I'm working on a problem from "Algorithm Design" by Kleinberg, specifically problem 4.15. I'm not currently enrolled in the class that this relates to -- I'm taking a crack at the problem set before the new quarter starts to see if I'd be able to do it. The question is as follows:
The manager of a large student union on campus comes to you with the
following problem. She’s in charge of a group of n students, each of whom
is scheduled to work one shift during the week. There are different jobs
associated with these shifts (tending the main desk, helping with package
delivery, rebooting cranky information kiosks, etc.), but.we can view each
shift as a single contiguous interval of time. There can be multiple shifts
going on at once.
She’s trying to choose a subset of these n students to form a super-
vising committee that she can meet with once a week. She considers such
a committee to be complete if, for every student not on the committee,
that student’s shift overlaps (at least partially) the shift of some student
who is on the committee. In this way, each student’s performance can be
observed by at least one person who’s serving on the committee.

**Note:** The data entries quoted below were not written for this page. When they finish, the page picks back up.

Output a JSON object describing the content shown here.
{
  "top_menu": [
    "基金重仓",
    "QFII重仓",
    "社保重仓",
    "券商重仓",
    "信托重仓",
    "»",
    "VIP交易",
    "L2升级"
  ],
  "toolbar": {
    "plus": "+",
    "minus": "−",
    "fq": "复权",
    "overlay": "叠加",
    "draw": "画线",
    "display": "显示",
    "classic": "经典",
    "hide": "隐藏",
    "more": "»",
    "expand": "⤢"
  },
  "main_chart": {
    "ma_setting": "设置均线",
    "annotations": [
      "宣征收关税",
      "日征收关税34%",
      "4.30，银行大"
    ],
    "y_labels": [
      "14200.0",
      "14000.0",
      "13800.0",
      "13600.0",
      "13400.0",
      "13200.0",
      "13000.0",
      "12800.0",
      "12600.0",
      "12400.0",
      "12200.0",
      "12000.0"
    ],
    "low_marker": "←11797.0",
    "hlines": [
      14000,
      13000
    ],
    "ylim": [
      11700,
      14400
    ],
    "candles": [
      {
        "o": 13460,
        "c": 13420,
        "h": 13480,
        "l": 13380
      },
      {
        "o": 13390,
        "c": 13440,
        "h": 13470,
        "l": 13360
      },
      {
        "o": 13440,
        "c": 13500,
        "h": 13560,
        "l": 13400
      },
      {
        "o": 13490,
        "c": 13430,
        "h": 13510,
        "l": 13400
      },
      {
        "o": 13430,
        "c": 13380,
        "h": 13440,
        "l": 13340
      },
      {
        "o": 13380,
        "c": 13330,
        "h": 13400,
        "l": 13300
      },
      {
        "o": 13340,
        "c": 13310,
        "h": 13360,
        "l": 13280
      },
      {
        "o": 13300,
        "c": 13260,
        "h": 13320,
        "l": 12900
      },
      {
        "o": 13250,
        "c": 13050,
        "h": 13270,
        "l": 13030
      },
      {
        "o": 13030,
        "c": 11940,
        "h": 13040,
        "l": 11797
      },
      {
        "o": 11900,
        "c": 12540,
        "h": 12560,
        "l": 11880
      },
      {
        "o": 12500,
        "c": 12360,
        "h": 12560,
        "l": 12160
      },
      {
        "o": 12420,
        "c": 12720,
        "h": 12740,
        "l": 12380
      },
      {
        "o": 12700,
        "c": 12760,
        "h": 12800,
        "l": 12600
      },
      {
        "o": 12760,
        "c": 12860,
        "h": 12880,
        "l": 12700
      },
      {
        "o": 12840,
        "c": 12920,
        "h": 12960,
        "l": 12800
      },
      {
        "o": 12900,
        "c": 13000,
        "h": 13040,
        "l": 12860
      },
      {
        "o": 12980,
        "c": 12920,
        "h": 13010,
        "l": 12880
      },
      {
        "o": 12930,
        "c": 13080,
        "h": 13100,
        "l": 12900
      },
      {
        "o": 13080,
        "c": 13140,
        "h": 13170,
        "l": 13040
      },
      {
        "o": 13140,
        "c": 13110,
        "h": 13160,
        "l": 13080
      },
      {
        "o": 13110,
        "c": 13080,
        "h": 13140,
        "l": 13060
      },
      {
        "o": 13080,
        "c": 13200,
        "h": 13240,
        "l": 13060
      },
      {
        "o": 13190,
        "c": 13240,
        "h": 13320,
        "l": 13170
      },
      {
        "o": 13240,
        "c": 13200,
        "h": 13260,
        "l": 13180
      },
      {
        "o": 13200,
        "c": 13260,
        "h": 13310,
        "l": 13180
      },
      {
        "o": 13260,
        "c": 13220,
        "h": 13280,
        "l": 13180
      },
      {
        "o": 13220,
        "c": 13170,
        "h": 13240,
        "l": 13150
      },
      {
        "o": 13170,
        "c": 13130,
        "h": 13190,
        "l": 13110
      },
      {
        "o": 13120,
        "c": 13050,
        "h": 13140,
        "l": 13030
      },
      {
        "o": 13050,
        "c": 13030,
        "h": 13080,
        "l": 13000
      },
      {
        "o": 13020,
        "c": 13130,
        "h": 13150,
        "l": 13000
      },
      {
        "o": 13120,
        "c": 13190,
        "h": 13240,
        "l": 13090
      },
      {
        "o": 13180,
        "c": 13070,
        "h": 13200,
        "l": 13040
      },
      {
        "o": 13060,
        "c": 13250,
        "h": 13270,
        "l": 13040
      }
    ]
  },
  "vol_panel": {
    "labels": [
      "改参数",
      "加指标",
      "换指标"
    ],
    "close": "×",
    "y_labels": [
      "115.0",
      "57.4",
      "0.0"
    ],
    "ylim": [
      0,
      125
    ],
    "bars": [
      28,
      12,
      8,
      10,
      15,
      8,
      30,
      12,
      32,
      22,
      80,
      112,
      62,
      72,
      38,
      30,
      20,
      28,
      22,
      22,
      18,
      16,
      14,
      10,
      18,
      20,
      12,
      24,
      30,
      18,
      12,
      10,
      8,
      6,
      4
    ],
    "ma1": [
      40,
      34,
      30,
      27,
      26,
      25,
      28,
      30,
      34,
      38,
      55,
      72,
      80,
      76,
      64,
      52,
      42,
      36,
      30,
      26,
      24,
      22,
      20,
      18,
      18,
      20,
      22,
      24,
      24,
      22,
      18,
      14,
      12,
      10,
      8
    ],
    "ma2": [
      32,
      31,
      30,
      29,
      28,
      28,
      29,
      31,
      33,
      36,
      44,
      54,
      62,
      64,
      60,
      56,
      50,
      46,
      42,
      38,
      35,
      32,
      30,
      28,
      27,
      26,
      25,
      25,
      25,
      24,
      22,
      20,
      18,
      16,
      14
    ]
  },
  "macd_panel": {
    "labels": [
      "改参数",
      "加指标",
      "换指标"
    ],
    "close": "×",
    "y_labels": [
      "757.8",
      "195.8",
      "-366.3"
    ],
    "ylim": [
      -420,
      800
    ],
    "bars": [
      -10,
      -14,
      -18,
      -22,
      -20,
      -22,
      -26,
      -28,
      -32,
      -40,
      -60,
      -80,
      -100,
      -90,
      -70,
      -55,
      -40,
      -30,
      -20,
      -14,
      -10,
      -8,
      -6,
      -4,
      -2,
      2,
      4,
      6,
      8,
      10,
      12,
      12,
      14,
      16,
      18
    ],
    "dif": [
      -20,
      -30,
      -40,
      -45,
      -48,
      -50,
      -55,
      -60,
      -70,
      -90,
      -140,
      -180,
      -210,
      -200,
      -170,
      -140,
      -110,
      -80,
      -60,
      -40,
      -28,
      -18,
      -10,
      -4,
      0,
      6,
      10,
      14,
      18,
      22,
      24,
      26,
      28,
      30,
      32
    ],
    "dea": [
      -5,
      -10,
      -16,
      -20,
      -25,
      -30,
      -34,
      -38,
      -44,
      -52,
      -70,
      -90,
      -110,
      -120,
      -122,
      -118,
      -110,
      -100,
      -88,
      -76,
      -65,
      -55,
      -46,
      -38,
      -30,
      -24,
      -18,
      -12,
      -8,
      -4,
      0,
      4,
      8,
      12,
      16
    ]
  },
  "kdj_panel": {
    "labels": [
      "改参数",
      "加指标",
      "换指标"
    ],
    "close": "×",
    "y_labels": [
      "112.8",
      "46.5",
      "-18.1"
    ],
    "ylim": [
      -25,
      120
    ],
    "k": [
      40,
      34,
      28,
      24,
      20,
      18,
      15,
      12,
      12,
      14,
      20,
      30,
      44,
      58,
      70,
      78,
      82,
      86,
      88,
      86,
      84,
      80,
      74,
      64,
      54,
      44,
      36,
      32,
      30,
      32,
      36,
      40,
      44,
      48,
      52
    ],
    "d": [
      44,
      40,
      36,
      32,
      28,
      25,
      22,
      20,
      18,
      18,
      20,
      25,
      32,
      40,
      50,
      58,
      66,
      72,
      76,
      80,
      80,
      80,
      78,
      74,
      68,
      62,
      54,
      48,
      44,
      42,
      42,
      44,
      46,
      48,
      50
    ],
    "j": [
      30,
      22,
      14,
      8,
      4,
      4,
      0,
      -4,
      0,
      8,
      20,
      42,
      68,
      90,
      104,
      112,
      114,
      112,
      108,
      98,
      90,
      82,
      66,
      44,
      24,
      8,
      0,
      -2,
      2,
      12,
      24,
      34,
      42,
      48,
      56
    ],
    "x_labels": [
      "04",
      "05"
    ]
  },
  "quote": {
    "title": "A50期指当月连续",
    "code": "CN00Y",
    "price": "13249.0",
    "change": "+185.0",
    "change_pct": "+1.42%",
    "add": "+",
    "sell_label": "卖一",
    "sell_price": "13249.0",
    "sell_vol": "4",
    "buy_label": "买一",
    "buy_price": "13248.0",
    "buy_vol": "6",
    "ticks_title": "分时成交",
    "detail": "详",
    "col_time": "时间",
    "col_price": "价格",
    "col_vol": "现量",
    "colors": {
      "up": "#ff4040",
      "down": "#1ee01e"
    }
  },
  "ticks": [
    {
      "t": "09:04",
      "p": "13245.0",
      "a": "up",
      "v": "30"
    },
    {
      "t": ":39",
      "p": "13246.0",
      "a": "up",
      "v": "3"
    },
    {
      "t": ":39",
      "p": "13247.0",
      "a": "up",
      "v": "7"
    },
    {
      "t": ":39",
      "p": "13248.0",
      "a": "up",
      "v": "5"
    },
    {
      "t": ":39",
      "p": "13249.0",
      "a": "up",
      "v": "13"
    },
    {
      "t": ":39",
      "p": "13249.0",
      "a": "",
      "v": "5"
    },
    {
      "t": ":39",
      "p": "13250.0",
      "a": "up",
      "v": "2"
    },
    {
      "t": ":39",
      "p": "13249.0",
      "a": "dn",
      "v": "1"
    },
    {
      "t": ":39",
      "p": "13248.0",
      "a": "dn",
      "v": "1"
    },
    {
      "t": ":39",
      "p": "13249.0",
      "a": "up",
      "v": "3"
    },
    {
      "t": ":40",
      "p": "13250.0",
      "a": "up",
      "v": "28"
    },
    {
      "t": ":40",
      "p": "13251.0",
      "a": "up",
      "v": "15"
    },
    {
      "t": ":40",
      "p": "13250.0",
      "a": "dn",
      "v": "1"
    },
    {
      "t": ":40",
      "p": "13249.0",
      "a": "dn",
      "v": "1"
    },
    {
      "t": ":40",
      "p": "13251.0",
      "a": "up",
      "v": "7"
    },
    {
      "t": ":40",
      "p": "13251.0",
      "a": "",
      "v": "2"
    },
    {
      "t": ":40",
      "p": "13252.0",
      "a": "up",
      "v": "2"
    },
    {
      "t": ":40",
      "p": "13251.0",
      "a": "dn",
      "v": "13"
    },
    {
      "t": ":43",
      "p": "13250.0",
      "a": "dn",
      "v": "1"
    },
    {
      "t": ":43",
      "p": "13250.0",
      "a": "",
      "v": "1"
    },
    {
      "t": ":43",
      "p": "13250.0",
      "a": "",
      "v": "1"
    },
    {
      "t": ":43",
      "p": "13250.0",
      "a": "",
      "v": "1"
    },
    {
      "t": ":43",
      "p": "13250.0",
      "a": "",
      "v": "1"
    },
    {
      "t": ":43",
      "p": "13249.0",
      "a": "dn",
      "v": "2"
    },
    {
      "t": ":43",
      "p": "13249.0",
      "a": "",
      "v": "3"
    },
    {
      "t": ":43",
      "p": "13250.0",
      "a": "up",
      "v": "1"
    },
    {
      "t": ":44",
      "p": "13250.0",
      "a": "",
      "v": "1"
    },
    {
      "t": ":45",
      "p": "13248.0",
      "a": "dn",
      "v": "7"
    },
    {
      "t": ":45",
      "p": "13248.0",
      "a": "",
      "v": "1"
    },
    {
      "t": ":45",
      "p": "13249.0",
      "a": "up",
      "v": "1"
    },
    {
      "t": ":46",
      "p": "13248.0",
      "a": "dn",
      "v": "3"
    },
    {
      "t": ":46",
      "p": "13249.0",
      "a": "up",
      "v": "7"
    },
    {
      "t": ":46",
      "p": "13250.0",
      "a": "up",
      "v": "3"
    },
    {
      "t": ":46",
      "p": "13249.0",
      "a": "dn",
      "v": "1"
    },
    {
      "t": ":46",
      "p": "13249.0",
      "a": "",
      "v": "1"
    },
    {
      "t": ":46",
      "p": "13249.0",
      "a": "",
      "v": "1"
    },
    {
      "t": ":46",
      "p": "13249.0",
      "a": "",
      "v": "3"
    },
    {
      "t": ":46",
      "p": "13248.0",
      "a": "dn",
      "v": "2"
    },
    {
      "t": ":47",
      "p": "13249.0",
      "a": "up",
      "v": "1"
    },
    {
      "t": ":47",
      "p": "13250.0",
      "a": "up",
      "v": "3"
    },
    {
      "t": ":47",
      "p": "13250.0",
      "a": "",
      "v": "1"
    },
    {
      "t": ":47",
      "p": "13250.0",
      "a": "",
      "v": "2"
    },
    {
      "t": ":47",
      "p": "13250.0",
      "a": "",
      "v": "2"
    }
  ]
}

Give an efficient algorithm that takes the schedule of n shifts and
produces a complete supervising committee containing as few students
as possible.
Example. Suppose n = 3, and the shifts are
Monday 4 p.M.-Monday 8 P.M.,
Monday 6 p.M.-Monday 10 P.M.,
Monday 9 P.M.-Monday 1I P.M..
Then the smallest complete supervising committee would consist of just
the second student, since the second shift overlaps both the first and the
third.
My attempt (I can't find this problem in my solution manual, so I'm asking here):
Construct a graph G with vertices S1, S2, ..., Sn for each student.
Let there be an edge between Si and Sj iff students i and j have an overlapping
shift. Let C represent the set of students in the supervising committee.
[O(n + 2m) to build an adjacency list, where m is the number of shifts?
Since we have to add at least each student to the adjacency list, and add an
additional m entries for each shift, with two entries added per shift since
our graph is undirected.]
Sort the vertices by degree into a list S [O(n log n)].
While S[0] has degree > 0:
(1) Add Si to C. [O(1)]
(2) Delete Si and all of the nodes that it was connected to, update the
adjacency list.
(3) Update S so that it is once again sorted.
Add any remaining vertices of degree 0 to C.
I'm not sure how to quantify the runtime of (2) and (3). Since the degree of any node is bounded by n, it seems that (2) is bounded by O(n). But the degree of the node removed in (1) also affects the number of iterations performed inside of the while
loop, so I suspect that it's possible to say something about the upper bound of the whole while
loop -- something to the effect of "Any sequence of deletions will involve deleting at most n nodes in linear time and resorting at most n nodes in linear time, resulting in an upper bound of O(n log n) for the while
loop, and therefore of the algorithm as a whole."